Had I been approved, this post would have looked very different, and I would be here writing about how I was going to be greatly expanding my coverage of MMORPG games and classes – in short that you’d be see a lot more videos from me covering greater depth and breadth (more games, more classes). And I would be able to justify the much greater investment in time, because I would be compensated for it with the experience of learning the Partnership aspects of YouTube (valuable knowledge IMO) and with some incremental income – who knows how much but anything is better than nothing, amirite?

/sigh

Trion’s Balance Update Shows They Get It

2011 April 15 10 comments

Trion shared their proposed class/spec balance update today, and they are planning to:

  • Re-work (balance) Pyro Mage’s Ground of Strength. It its current incarnation GoS provides total CC immunity indefinitely for the Mage plus the ability for their spells to stun, and this is rather imbalanced in PVP
  • Increase Rogue melee and Marksman damage

The timing of the balance update makes sense – there has been sufficient time since 1.1 went live for the community to get its arms around the changes and to identify problem areas.

To date, players have often framed their feedback quite negatively. E.g. some players have been equating Trion to “Failcom” (aka Funcom, the maker of Age of Conan) and to Electronic Arts / Mythic Entertainment (the maker of Warhammer Online).

Both are unfair comparisons, but players have been badly burned since 2008 by games that were over-hyped but under-delivered, and Trion is experiencing the backlash from players who are now understandably wary of game developers.

While I am not going to predict what degree of commercial success Trion will have or whether Rift is the fabled “WoW Killer” (and as I wrote elsewhere that’s the wrong question to ask), Trion’s actions with and after launch show me that they get it.

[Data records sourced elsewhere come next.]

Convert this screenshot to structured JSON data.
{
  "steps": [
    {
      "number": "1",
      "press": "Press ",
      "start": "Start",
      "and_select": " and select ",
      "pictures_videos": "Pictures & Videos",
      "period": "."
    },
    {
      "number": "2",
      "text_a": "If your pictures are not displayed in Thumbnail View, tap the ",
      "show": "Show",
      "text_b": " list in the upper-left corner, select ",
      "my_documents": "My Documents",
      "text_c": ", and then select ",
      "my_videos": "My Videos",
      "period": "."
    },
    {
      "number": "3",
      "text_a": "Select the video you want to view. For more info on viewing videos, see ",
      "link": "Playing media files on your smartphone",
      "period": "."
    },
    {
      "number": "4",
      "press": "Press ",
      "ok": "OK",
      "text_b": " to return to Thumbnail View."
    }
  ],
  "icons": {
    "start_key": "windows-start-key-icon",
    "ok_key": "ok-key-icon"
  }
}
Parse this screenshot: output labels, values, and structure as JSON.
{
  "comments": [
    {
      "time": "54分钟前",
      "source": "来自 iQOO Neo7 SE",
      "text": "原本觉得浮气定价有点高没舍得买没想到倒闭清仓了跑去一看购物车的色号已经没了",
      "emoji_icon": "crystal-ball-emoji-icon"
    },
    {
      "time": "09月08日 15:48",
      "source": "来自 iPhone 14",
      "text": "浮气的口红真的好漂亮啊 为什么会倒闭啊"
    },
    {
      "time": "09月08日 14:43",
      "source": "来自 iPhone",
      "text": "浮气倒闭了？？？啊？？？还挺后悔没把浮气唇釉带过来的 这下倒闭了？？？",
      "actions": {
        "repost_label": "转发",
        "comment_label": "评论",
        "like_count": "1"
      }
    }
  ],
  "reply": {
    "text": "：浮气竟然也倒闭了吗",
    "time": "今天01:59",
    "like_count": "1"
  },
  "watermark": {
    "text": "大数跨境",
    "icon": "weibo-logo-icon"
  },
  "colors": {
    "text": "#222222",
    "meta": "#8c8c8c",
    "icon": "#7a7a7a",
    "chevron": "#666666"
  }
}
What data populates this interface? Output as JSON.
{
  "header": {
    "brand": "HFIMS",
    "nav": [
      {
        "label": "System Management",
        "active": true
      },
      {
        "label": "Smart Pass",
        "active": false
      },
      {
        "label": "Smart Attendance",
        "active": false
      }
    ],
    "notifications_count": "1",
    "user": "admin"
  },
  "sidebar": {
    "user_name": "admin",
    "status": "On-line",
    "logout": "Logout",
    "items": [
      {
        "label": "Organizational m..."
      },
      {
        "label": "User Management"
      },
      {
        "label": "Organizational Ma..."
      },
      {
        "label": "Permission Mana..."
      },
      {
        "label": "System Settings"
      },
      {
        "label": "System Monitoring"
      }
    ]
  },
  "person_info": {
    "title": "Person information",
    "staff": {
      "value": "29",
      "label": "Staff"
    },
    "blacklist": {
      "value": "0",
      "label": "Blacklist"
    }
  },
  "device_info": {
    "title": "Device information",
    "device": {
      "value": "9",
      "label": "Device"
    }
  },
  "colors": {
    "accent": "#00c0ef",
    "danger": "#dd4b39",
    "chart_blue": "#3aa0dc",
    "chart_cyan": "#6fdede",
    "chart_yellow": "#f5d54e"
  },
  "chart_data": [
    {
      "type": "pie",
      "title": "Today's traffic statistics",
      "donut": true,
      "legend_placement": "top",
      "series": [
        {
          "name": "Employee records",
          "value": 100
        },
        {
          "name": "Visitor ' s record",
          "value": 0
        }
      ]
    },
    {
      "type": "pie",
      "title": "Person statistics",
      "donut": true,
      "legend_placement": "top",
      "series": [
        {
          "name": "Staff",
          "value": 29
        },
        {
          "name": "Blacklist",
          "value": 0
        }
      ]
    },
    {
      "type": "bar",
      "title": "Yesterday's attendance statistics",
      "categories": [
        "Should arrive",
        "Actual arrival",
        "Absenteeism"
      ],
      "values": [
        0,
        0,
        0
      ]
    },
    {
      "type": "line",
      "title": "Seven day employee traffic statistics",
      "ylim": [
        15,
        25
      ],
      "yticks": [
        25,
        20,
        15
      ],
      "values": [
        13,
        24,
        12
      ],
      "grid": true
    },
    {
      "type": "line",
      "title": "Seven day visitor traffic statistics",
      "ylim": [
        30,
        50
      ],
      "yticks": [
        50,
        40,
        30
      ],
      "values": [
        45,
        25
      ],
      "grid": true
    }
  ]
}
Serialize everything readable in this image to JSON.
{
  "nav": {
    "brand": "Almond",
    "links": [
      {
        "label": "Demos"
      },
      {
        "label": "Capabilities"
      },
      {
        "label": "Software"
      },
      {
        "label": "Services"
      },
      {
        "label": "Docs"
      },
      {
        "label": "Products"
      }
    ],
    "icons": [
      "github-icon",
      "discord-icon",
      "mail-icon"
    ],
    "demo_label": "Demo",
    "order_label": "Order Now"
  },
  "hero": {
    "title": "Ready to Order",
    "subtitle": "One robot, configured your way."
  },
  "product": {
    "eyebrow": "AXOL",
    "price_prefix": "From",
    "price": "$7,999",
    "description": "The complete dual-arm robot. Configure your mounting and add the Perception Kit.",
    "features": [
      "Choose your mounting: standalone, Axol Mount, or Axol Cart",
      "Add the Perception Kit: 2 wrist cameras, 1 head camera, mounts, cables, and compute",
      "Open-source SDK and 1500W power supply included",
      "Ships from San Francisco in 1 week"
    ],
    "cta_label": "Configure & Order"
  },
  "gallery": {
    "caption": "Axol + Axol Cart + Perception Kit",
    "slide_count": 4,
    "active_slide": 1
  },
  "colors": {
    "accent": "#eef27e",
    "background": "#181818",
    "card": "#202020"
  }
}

I have high confidence based on what I’ve seen and heard that Rift will continue to improve and that Trion is listening to the community.

Hopefully over time the majority of Rift’s players will perceive that as well.

As I have stated previously, Rift has been by far and away the best MMORPG launch I’ve seen in over 2.5 years, including Warhammer Online, Aion, and Allods Online. What has made Trion’s launch of Rift successful? Multiple, synergistic actions:

  1. Trion didn’t launch until the game was ready. As Exec Producer Scott Hartsman said to me at WonderCon 2011, they were not going to launch until the game was sufficiently stable and had sufficient content
  2. Trion has been unusually communicative about upcoming changes with the community. Examples: the Dev Tracker forum functionality to track all posts by Trion employees, Trion’s participation in 3rd-party fan podcasts, and their honesty in answering my questions in person
  3. Trion is willing to make the tough calls to bring classes and specs into balance, even if the decisions are unpopular in the short term. I’m not going to tell you the balance in 1.11 is perfect. It’s not. Balance is an iterative process, and considering that we are ~7 weeks from launch, balance is reasonably good, even better than what I experienced as a 2k Arena Protection Paladin in World of Warcraft’s Cataclysm expansion Patch 4.0.6

Class / spec changes for the sake of balance can be hard on the community, but they are absolutely essential for the long-term health of a game.

UPDATE (2011/04/22): OK, maybe I spoke too soon. On the Alpha 1.2, the CC immunity and 30% stun proc for Ground of Strength have not been touched. /sigh

UPDATE (2011/04/29): before I forget, the stun proc was removed from GoS in the first update to 1.2 notes published on 4/26. I think the indefinite full CC immunity is still an issue.